Brokerage firm ICICI Securities is positive on select chemical stocks on the back of China plus one strategy across the US and Europe leading domestic players to garner incremental market share. Among the top bets from the chemical space, the brokerage is positive on Neogen Chemical with a target price of Rs 1,870, indicating an upside of over 40 per cent from the current market price.
Commencing operations in 1991, Neogen Chemicals manufactures specialty organic bromine-based chemical compounds as well as specialty inorganic lithium-based chemicals compounds. The company’s products find application in pharmaceutical intermediates, agrochemical intermediates, engineering fluids, polymers additives and water treatment chemicals, among others.
“Since Neogen Chemicals is expanding capacity in lithium electrolyte, with backward integration of lithium salt, it is expected to gain meaningful market share in the medium to long run. Apart from this, Dahej plant has excess land available and hence, brownfield capex towards advanced bromine intermediates and CRAMS can be commissioned within 12 months with asset turn expected to be better, going ahead.

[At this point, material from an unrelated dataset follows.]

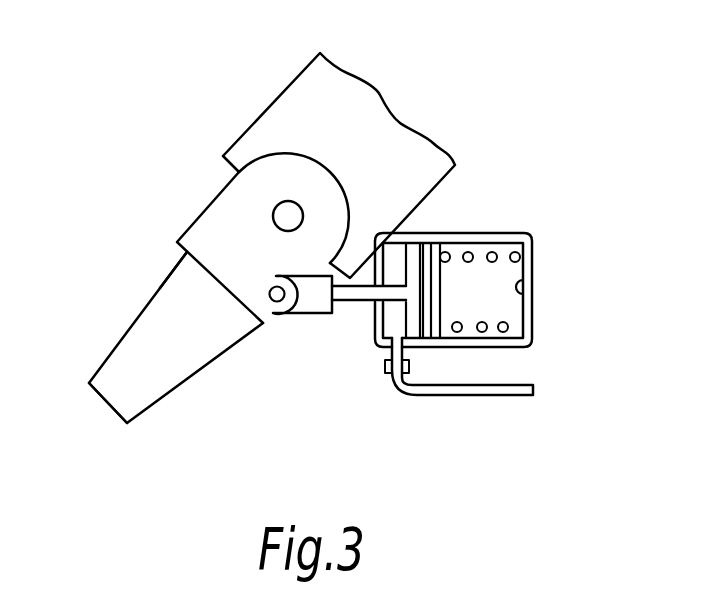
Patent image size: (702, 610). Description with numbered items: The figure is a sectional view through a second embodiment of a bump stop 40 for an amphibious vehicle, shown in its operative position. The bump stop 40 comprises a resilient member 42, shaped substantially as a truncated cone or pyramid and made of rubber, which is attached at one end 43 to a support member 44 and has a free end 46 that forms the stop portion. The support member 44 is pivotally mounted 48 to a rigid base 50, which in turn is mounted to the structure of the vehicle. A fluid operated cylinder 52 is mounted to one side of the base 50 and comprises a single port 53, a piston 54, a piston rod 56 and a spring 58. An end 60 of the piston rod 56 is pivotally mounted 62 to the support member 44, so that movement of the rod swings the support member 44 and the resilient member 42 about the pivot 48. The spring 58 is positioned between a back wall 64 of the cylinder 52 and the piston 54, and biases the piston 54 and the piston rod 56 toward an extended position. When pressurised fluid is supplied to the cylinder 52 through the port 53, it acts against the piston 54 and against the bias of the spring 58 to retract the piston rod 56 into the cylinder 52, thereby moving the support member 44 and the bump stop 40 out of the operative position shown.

This would support overall performance in the long run,” the brokerage said in a report.
ICICI Securities is also bullish on PI Industries (target price: Rs 3,155) and Sumitomo Chemicals (target price: Rs 520). Shares of PI Industries traded 0.39 per cent down at Rs 2,572 in the afternoon trade on July 4, while Sumitomo Chemicals was up 2.76 per cent at Rs 434.95.
PI Industries focuses on complex chemistry solutions in agri and pharma sciences. “We remain positive on PI Industries as CSM business has a strong order backlog of around $ 1.4 billion, providing a revenue visibility
for more than two years,” the brokerage added.
On the other hand, it retained positive view on Sumitomo Chemical amid SCC Japan desiring to outsource its active intermediates to Sumitomo India.
Commenting the factors that may support overall chemical space ahead, ICICI Securities said, “Apart from China plus one, greater focus towards backward integration, rise in the R&D spending, higher capex into petrochemicals and improvement in the logistic activity to assist domestic specialty chemical companies to hold meaningful market share in the value-added portfolio over the long run. Since China constitutes around 20 per cent of the global speciality chemical industry ($800 billion), even 5 per cent shift in market share from China to India can translate into an $8 billion opportunity for the Indian speciality chemical companies.”
At present, the Indian speciality chemical industry holds around 3-4 per cent market share.